AKP’nin otoriter rejimini sallayan, Saray Rejimini yerle yeksan eden oyların büyük bölümü hiç kuşku yok ki Kürt ve Alevi seçmenden geldi. HDP, Kürt ve Alevi nüfusun yoğun olduğu hemen hemen her yerde oyunu iki katını çok daha fazla aşarak arttırdı.

6 milyonu aşan seçmen; Türkiye’yi bölünmekten kurtardığı gibi, radikal ve aşırı şiddete meyilli düşünce akımlarının da Türkiye ve Kürdistan siyasetine hakim olmasını engelledi.

Aziz Nesin’in Zübük filmini ve Kibar Feyzo’yu izlemiş milyonlar, Türkiye’nin makus talihini değiştirdiler. Türkiye’yi aydınlığa taşıdılar. Ülke siyasetinin Zübükleşmesine  “ dur” dediler.

Osmanlı Monarşisinin son yıllarında birbirinin boğazına sarılmış olan halkların torunları, bugün geçmişten ders alarak birbirlerinin ellerini sıktılar, tokalaştılar.

Namazında niyazında Kürt seçmen oylarıyla, devletleşmiş ve özünden kopmuş İslam’ın kılıcı,  üzerinden eksik olmamış Ezidi kardeşini meclise taşıdı. 20. Yüzyılın ilk soykırımını yaşamış Ermeni kardeşini, Süryani kardeşini Hamidiyeci-İttihatçı tarihle yüzleşerek meclise taşıdı.

7 Haziran seçimiyle belki de Ortadoğu tarihinin en büyük ve en mutlu birlikteliği sağlandı. 1514 Çaldıran Savaşından bu yana Şah’lar ve Padişahlar arasında kalan Alevi Kürt (Kurmanc/Zaza) , Türkmen, Arap toplumları ile Şafii/Hanefi Kürt/Türk/Arap toplumları HDP çatısı altında bir araya gelerek; gerici/mezhepçi/tekçi anlayışa karşı  “evrensel hukuk, insan hakları, çoğulcu demokrasi, özgürlükçü laiklik “ yolunda büyük bir zafer elde ettiler.

500 yıl önce Ebu Suud’un “ Kızılbaş’ın elinden bir şey yenmez “  sözüne karşın , Palulu bir Zaza Seyda (Şeyhin)’nın Torunu Selahaddin Demirtaş,  dinsel gericiliğe ve yobazlığa karşı sarf ettiği şu sözle Ebu Suud ve onun günümüz siyasi/dini takipçilerine mesaj verdi ; “ Alevi’nin elinden bir şey yenmez diyorlar, bunlar (yobazları kast ediyor)  o kadar haram yemeye alışmışlar ki helal yemek midelerine dokunuyor “ ….

Demirtaş’ın bu ve benzeri tarihi sözleri, beraberinde tarihi bir zaferi getirdi.
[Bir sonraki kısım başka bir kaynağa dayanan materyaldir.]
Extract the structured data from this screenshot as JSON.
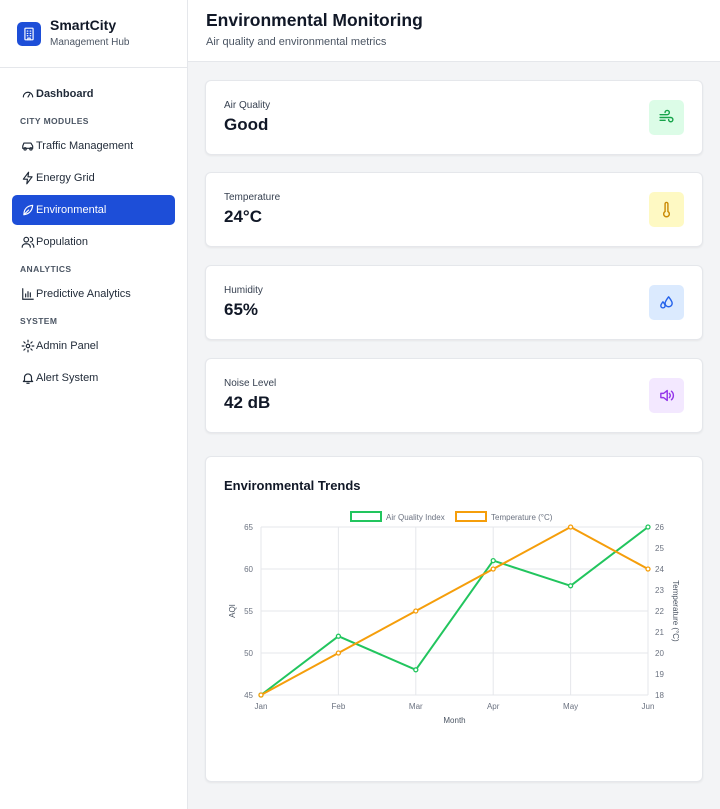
{
  "brand": {
    "name": "SmartCity",
    "subtitle": "Management Hub",
    "icon": "building-icon"
  },
  "sidebar": {
    "dashboard": {
      "label": "Dashboard",
      "icon": "gauge-icon"
    },
    "sections": [
      {
        "title": "CITY MODULES"
      },
      {
        "title": "ANALYTICS"
      },
      {
        "title": "SYSTEM"
      }
    ],
    "items": [
      {
        "label": "Traffic Management",
        "icon": "car-icon"
      },
      {
        "label": "Energy Grid",
        "icon": "lightning-icon"
      },
      {
        "label": "Environmental",
        "icon": "leaf-icon",
        "active": true
      },
      {
        "label": "Population",
        "icon": "users-icon"
      },
      {
        "label": "Predictive Analytics",
        "icon": "bar-chart-icon"
      },
      {
        "label": "Admin Panel",
        "icon": "gear-icon"
      },
      {
        "label": "Alert System",
        "icon": "bell-icon"
      }
    ]
  },
  "header": {
    "title": "Environmental Monitoring",
    "subtitle": "Air quality and environmental metrics"
  },
  "metrics": [
    {
      "label": "Air Quality",
      "value": "Good",
      "icon": "wind-icon",
      "color": "#16a34a",
      "bg": "#dcfce7"
    },
    {
      "label": "Temperature",
      "value": "24°C",
      "icon": "thermometer-icon",
      "color": "#ca8a04",
      "bg": "#fef9c3"
    },
    {
      "label": "Humidity",
      "value": "65%",
      "icon": "droplets-icon",
      "color": "#2563eb",
      "bg": "#dbeafe"
    },
    {
      "label": "Noise Level",
      "value": "42 dB",
      "icon": "speaker-icon",
      "color": "#9333ea",
      "bg": "#f3e8ff"
    }
  ],
  "chart_title": "Environmental Trends",
  "chart_data": {
    "type": "line",
    "categories": [
      "Jan",
      "Feb",
      "Mar",
      "Apr",
      "May",
      "Jun"
    ],
    "series": [
      {
        "name": "Air Quality Index",
        "values": [
          45,
          52,
          48,
          61,
          58,
          65
        ],
        "color": "#22c55e",
        "axis": "left"
      },
      {
        "name": "Temperature (°C)",
        "values": [
          18,
          20,
          22,
          24,
          26,
          24
        ],
        "color": "#f59e0b",
        "axis": "right"
      }
    ],
    "xlabel": "Month",
    "ylabel": "AQI",
    "y2label": "Temperature (°C)",
    "ylim": [
      45,
      65
    ],
    "y2lim": [
      18,
      26
    ],
    "yticks": [
      45,
      50,
      55,
      60,
      65
    ],
    "y2ticks": [
      18,
      19,
      20,
      21,
      22,
      23,
      24,
      25,
      26
    ],
    "grid": true,
    "legend": "top"
  }
}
Bu öyle bir zafer ki; İstanbul’un Fethinden, Kudüs’ün fethinden daha önemli. Çünkü 500 yıldır Anadolu/Trakya/Türkiye /Kürdistan yoğun ve şiddetli bir Sünni Hegomonik siyasetin altındaydı. Çaldıran Savaşından bu yana Sünni ittifak, Alevilere karşı hep muzaffer olmuş, siyasi rüzgarlar Aleviler lehine 500 yıllık tarihte  ( birkaç kısa dönem hariç)  hiç bu kadar pozitif esmemişti.

Alevi Örgütlerinin temsilcilerinin meclise girmesi bu bakımdan tarihi ve önemlidir.  HDP, bu bakımdan Türkiye Siyasetinin Sünni Hegomanyasını dumura uğratmıştır. Cemaat ve AKP arasındaki kavgadan önce, kavganın emarelerini gören Zaman Gazetesi yazarı Hüseyin Gülerce bir köşe yazısında  “500 Yıllık Sünni Siyasi İktidarın kavga çıkması halinde parçalanacağını “ yazarak Cemaat ve AKP’yi uyarmıştı.

İşte Gülerce’nin korktuğunu, HDP gerçekleştirmiş, Muaviye’ci Rejim çökmeye başlamıştır.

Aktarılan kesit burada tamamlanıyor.